Unintentional Period Piece: The film immediately dates itself at the start by setting the year as 2004-2005, but the film's aesthetic more resembles the 1980s, with only one song from the 2000s at the end. When asked what time period the film takes place in, Jared Hess replied "Idaho." Most assumed that this was a case of Teasing Creator, but it was his way of explaining just how behind the times the state is. Many who visited Idaho after the film came out were quick to note how little the creators exaggerated its distance from the pulse of the rest of society.
Word of God: According to the DVD Commentary, the woman riding her bike to Uncle Rico's van at the end is supposed to be his ex (the credits identify her only as "Woman on Bike"), and their break-up is the biggest reason why he seems so unhinged.
Write What You Know: Jared and Jerusha Hess are from a small Mormon community in Idaho, and many of the events are from their own life, such as the cow shooting scene, the "Happy Hands" club, the brothers slapping each other, the "I like your sleeves" line...
Executive Meddling: The entire reason the series exists. It was created solely as filler for when Family Guy was in its off-season.
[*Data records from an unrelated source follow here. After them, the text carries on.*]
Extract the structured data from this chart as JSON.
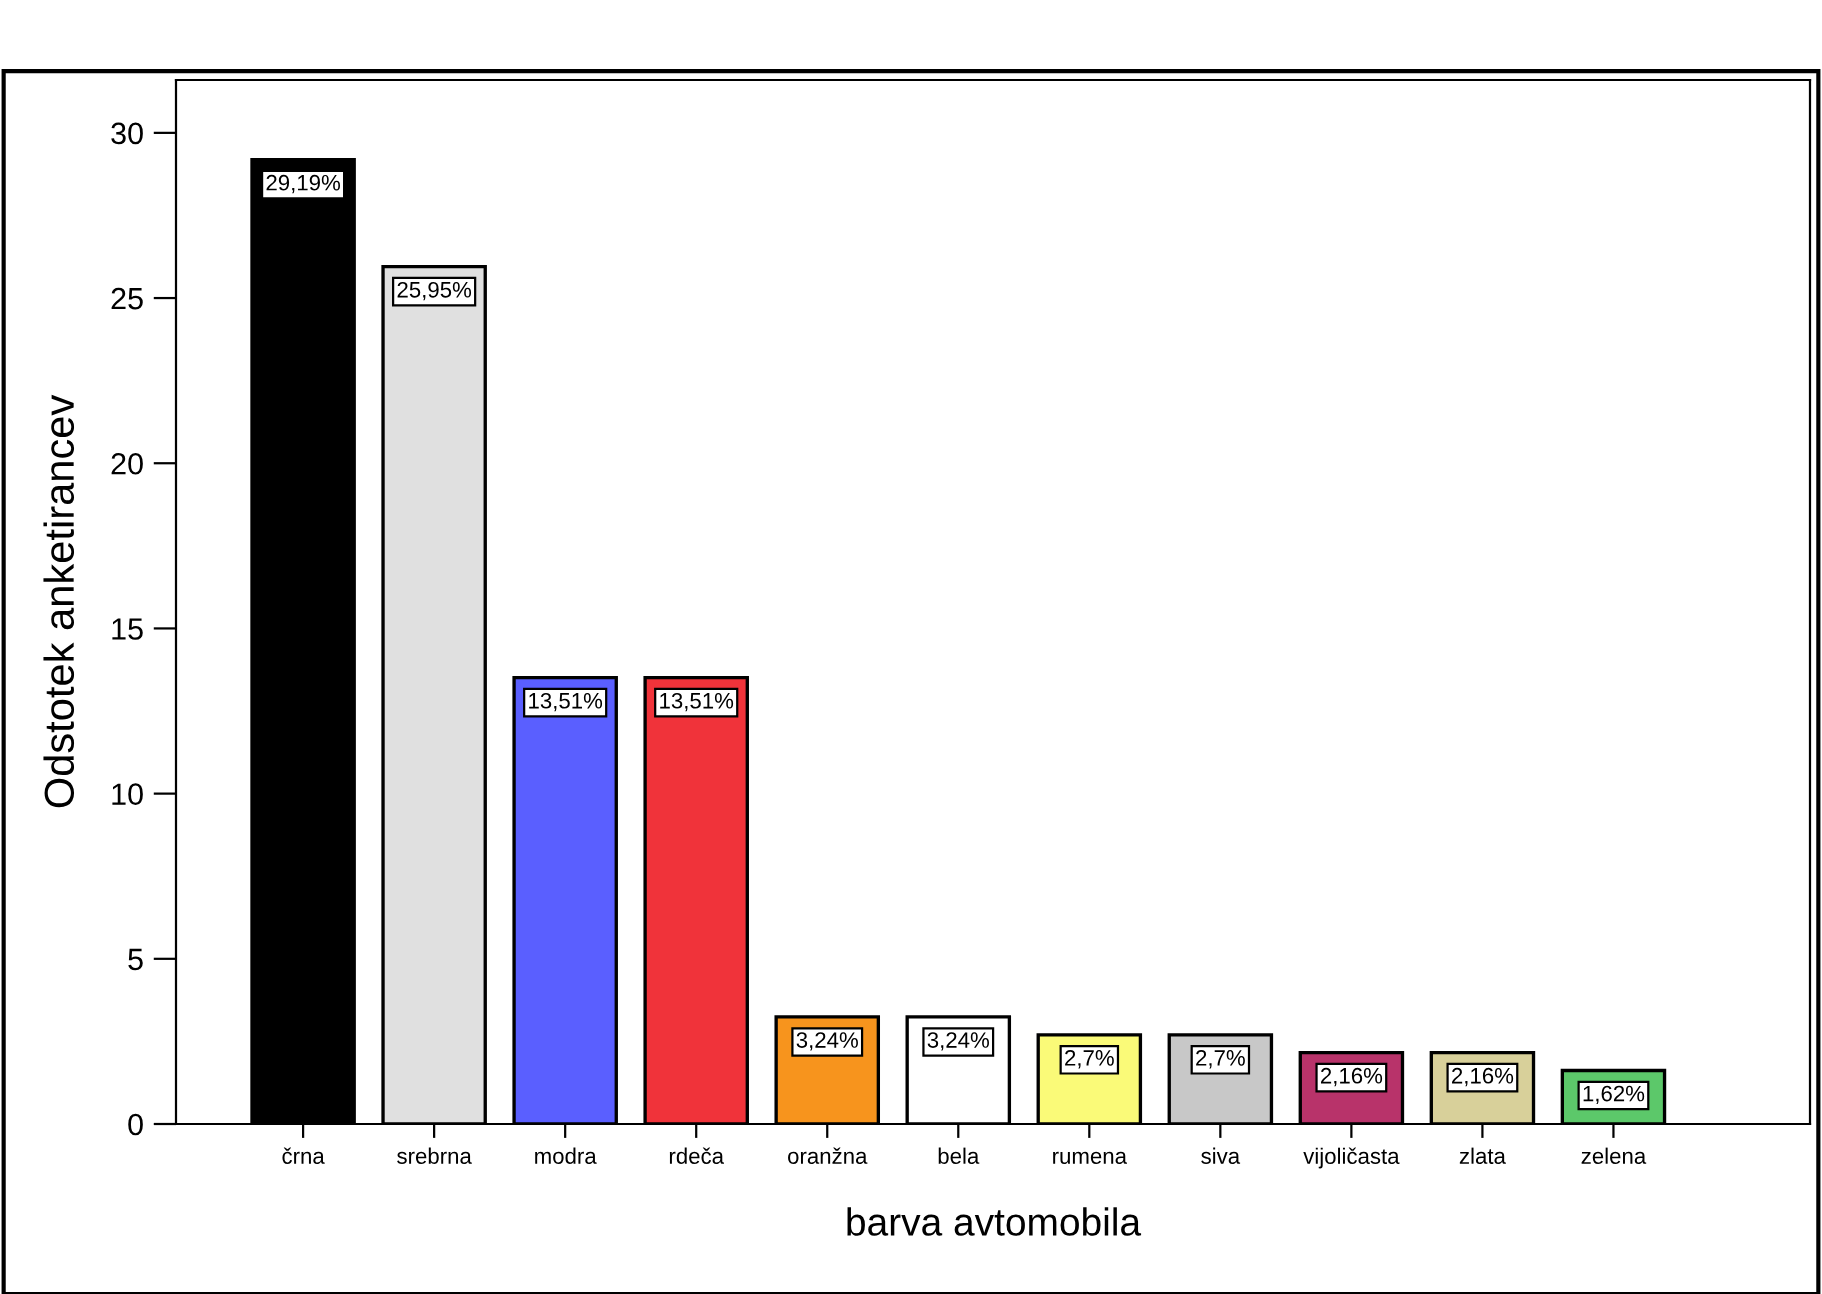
{
  "chart_data": {
    "type": "bar",
    "xlabel": "barva avtomobila",
    "ylabel": "Odstotek anketirancev",
    "categories": [
      "črna",
      "srebrna",
      "modra",
      "rdeča",
      "oranžna",
      "bela",
      "rumena",
      "siva",
      "vijoličasta",
      "zlata",
      "zelena"
    ],
    "values": [
      29.19,
      25.95,
      13.51,
      13.51,
      3.24,
      3.24,
      2.7,
      2.7,
      2.16,
      2.16,
      1.62
    ],
    "value_labels": [
      "29,19%",
      "25,95%",
      "13,51%",
      "13,51%",
      "3,24%",
      "3,24%",
      "2,7%",
      "2,7%",
      "2,16%",
      "2,16%",
      "1,62%"
    ],
    "colors": [
      "#000000",
      "#e0e0e0",
      "#5a5fff",
      "#f0333a",
      "#f7941d",
      "#ffffff",
      "#fafa78",
      "#c8c8c8",
      "#b8336a",
      "#d8d09a",
      "#5cc86a"
    ],
    "ylim": [
      0,
      31.6
    ],
    "yticks": [
      0,
      5,
      10,
      15,
      20,
      25,
      30
    ],
    "grid": false,
    "legend": false
  }
}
Not surprisingly, the ratings weren't good enough to justify a second season.
Role Reprise: Practically the entire cast of the movie voices their respective roles in the show, except for Trevor Snarr, who originally played Don, and Carmen Brady, who played Starla. Both are instead voiced by producer Jared Hess. Yes, that means he plays a woman in the show.
Screwed by the Network: Fox pretty much had no fate in the show, as they frequently put the show in time slots where it was usually preempted by football games, which quickly resulted in low ratings and the series was cancelled by the network after just six episodes.